Невзлюбились такие поносные слова Полуекту Степанычу, снял он со стены киргизскую нагайку и поучил свою старую воеводшу, чтобы хоть чем-нибудь унять проклятый бабий язык.
— Не ты меня бьешь, Полуехт Степаныч, а дьячковский заговор! — вопила воеводша.
— А вот тебе и за дьячковский заговор прибавка! — орал воевода, работая тяжелой нагайкой. — Будешь еще поносные слова выговаривать?
Давно не бивал жены Полуект Степаныч, пожалуй, все лет пятнадцать, и стало ему совестно, когда воеводша слегла в постель от его науки… Не гожее это дело, когда старики дерутся; а вот попутал враг. Чтобы сорвать сердце, отправился воевода в судную избу, сел за свой стол и велел вывести на допрос беломестного казака Тимошку Белоуса. Загремели замки, заскрипели проржавевшие железные петли у дверей, вошли сторожа в яму к Тимошке, а его и след простыл. Когда он ушел и как ушел — все осталось неизвестным.

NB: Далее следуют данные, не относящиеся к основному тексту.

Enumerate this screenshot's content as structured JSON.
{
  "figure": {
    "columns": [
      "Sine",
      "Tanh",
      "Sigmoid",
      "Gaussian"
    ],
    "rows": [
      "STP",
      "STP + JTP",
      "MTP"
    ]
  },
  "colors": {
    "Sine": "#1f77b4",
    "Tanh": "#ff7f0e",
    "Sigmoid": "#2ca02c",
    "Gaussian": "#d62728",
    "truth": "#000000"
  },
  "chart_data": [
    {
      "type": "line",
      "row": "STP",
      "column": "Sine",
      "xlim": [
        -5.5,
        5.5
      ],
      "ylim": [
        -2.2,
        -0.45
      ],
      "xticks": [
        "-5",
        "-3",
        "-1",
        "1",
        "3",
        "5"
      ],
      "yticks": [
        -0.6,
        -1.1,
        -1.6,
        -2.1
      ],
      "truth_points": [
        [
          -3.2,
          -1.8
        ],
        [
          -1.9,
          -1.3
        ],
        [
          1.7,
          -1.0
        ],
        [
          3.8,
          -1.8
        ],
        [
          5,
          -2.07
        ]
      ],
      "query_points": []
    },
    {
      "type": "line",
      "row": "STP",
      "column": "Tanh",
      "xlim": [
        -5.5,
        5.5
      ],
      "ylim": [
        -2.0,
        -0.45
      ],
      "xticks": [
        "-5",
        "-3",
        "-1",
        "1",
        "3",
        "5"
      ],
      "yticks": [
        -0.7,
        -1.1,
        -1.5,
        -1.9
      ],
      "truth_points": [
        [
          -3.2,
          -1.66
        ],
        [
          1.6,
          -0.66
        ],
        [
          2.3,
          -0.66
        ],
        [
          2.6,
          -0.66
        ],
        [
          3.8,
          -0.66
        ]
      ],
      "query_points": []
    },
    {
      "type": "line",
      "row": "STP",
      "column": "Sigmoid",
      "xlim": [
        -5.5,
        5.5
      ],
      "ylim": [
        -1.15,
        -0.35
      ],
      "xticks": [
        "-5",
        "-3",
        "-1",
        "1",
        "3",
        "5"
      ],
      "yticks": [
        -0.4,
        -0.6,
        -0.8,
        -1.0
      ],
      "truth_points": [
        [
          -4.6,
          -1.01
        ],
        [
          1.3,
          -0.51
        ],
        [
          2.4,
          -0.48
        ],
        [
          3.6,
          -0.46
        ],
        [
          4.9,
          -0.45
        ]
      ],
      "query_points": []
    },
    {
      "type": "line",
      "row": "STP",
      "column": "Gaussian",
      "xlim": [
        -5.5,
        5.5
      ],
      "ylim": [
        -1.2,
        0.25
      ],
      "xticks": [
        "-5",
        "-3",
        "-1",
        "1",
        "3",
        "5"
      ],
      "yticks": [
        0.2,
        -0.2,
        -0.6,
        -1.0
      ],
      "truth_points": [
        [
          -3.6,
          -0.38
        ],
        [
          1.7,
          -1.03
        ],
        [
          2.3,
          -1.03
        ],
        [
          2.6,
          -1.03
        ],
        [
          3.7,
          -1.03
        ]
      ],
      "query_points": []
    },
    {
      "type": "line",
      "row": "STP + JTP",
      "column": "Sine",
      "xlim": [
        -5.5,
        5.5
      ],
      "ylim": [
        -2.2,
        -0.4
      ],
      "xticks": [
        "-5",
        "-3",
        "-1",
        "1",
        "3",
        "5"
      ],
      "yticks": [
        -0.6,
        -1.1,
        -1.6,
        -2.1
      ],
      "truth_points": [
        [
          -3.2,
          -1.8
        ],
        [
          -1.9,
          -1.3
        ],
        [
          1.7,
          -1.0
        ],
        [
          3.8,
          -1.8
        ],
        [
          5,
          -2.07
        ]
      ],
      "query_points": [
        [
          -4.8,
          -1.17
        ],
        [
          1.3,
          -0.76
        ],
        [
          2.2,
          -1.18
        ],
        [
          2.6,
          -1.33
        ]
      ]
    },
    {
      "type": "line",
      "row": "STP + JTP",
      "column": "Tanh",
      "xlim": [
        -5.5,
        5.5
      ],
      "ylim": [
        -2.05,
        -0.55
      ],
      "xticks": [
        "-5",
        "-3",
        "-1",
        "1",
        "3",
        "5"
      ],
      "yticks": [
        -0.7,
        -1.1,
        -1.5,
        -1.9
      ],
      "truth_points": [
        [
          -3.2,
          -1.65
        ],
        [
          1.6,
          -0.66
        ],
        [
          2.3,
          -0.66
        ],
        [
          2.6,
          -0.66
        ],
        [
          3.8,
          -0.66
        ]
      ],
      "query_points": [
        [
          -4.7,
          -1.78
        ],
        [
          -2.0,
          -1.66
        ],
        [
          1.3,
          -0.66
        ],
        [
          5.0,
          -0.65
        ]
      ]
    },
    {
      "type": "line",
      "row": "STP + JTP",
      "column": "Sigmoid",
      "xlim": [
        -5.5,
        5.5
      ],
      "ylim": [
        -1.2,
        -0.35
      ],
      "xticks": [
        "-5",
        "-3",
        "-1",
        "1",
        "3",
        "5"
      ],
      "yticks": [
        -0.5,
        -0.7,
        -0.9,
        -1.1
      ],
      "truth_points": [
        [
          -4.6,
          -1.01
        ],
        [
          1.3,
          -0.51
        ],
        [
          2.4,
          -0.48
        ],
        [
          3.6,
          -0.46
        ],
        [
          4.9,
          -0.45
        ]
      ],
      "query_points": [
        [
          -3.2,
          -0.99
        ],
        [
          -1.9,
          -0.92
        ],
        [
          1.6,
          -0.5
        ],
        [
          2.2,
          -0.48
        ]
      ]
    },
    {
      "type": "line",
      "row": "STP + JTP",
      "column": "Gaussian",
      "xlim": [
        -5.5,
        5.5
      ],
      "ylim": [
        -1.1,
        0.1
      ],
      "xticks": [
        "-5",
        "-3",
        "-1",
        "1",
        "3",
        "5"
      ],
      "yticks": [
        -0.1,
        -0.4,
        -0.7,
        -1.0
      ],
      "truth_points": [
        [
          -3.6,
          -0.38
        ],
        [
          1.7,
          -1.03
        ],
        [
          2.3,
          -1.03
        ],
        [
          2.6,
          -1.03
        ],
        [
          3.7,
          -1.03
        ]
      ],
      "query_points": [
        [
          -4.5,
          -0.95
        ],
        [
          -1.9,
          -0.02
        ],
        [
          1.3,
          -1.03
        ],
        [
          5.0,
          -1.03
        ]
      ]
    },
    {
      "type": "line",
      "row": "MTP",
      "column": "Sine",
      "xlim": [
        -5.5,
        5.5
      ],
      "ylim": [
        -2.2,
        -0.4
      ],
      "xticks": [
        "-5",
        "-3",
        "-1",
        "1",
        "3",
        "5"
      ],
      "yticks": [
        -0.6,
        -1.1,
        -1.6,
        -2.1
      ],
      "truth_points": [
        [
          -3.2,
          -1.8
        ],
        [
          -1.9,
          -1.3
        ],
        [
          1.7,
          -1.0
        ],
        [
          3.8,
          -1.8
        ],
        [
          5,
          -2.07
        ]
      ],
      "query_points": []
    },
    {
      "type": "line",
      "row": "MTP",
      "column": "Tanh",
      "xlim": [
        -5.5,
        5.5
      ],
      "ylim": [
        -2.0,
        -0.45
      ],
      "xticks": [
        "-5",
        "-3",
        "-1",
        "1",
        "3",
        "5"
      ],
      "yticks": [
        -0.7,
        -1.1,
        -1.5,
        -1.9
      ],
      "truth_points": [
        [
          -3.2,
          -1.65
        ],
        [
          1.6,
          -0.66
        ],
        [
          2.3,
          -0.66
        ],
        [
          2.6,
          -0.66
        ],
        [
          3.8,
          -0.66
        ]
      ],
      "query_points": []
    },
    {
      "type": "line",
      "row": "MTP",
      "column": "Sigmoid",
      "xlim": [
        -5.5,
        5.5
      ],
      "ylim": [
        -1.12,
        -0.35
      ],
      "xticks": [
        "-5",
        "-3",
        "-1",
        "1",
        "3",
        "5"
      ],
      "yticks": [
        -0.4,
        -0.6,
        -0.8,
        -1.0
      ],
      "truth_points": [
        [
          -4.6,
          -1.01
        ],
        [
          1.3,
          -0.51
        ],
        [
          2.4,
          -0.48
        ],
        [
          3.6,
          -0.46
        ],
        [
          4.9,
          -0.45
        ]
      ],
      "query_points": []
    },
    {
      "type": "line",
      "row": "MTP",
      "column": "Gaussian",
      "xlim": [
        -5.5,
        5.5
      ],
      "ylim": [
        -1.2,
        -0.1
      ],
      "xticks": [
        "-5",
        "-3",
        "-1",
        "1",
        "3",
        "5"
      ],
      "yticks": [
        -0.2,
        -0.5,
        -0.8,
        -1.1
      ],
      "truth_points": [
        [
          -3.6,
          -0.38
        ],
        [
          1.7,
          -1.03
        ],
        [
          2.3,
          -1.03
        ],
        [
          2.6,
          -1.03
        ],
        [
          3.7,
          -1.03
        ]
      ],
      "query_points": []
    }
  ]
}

Наказали плетьми сторожей да солдат, прокарауливших самого главного преступника, а Полуект Степаныч совсем опустил голову. Все неспроста делалось кругом.
Окончательно заскучал усторожский воевода и заперся у себя в горнице. Поняла и воеводша, что неладно повела дело с самого начала: надо было без разговоров увезти воеводу в Прокопьевский монастырь да там и отмолить его от напущенных волхитом поганых чар. Теперь она подходила к воеводской горнице, стучалась в дверь и говорила:
— Голубчик, Полуехт Степаныч, поедем в монастырь, помолимся угоднику Прокопию. Не гожее это дело грешить нам с тобой на старости лет… Я на тебя сердца не имею, хотя и обидел ты меня напрасно.